Book in a Nutshell: In 1959, author John Howard Griffin, with the help of a second-guessing dermatologist, transforms his skin color so that he can discover what it is like to live in the Deep South as a black man. For about six weeks, Griffin struggles to keep his basic needs met, hears things from other men unlike anything he’s ever heard, and wrestles with an internal, psychological turmoil he doesn’t quite anticipate. This book details these experiences and includes some of his conclusions and reflections about the race “question” in America.
Reaction: Howard’s work from nearly 60 years ago produced some complex responses from me, both emotionally and philosophically.
As a sociology major in undergrad, I relished the idea of someone literally trying to live in another person’s shoes. It is a little mind-blowing that this experiment even worked and that Howard wasn’t caught by more people. Because of the nature of his experiment much of the book reads like a thriller as the reader constantly wonders what is John going to face next.
At one level, even as he writes to push for social justice and peace, Howard’s observations can come across as offensive. He makes some fairly broad assertions about how African-Americans feel about certain issues, and he often uses the “we” pronoun as he does it. I kept saying to myself, “Umm, John, you’re still white. How do you really know?” I am sure Howard learned a great ordeal in his experiment, but he seems condescending at times even towards the people he is trying to understand and defend. Using more direct quotes from some of his friends in the black community might have fixed this; however, I do understand that at the time of his writing this, Howard’s goal was for a white audience to receive the message and doing so might have hindered his success there.

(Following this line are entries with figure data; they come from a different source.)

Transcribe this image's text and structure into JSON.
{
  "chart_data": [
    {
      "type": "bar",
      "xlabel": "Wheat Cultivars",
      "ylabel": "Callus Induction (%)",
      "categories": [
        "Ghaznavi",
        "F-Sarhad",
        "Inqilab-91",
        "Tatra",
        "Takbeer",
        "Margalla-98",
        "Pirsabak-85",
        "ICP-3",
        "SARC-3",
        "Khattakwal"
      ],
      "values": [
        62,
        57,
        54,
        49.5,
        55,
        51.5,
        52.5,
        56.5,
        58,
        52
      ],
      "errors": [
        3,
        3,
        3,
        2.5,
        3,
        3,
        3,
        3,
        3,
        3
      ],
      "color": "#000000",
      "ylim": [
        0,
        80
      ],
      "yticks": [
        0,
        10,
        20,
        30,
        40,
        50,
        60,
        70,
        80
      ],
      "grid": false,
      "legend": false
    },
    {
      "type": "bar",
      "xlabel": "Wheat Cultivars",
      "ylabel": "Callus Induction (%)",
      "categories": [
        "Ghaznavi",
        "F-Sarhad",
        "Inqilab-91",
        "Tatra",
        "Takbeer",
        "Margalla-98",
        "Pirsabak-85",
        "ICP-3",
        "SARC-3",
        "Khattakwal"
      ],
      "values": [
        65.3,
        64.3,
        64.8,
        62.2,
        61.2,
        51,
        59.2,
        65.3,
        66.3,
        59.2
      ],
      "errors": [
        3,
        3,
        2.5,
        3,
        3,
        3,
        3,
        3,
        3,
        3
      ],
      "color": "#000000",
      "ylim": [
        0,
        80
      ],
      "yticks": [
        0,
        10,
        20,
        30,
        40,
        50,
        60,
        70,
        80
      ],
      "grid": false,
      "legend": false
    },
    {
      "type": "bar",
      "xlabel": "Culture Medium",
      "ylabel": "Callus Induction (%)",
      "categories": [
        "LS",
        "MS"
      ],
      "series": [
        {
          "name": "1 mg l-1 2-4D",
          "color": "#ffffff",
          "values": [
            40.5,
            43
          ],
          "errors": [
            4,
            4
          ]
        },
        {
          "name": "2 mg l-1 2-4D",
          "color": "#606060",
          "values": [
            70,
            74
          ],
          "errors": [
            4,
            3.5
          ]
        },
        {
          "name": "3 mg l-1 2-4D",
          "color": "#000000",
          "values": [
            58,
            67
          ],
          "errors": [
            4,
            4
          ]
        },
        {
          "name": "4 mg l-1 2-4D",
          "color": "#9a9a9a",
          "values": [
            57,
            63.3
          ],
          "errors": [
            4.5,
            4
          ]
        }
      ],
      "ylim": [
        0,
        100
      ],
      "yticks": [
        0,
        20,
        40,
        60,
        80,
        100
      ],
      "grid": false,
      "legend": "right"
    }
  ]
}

On another level, Howard’s experience often provoked me to consider just how much of this has not changed at all. Blatant attacks seem to be on the rise lately and need to be confronted, but I was convicted by some of the more subtle expressions of racism that Howard’s book brings to light. One of these expressions is the tendency of the white man to loosen his tongue and talk more freely around men of color. Whereas we might tighten up our language around white company to maintain a level of decency, whites can knowingly or unknowingly settle into a rougher vernacular that can give the impression that the person talking to us is not worth the same conversational dignity. Because of this helpful observation, I believe I will have more awareness not just in what I say but how I say it.
What resonates the loudest even today are Howard’s calls to the white community to do three things: Be Informed, Listen, and Relate. The whites in Howard’s day and often in ours do not truly know about life as a black man. To bridge the gap and build a more equal and just community, people of all races, but especially the white community, should seek to be learners. They should be better listeners. And they should build authentic, mutual relationships with people from other races. The book may have been written in 1960, but these lessons are timeless; and they are needed in America right now.
Quote: “I was the same man, whether white or black.”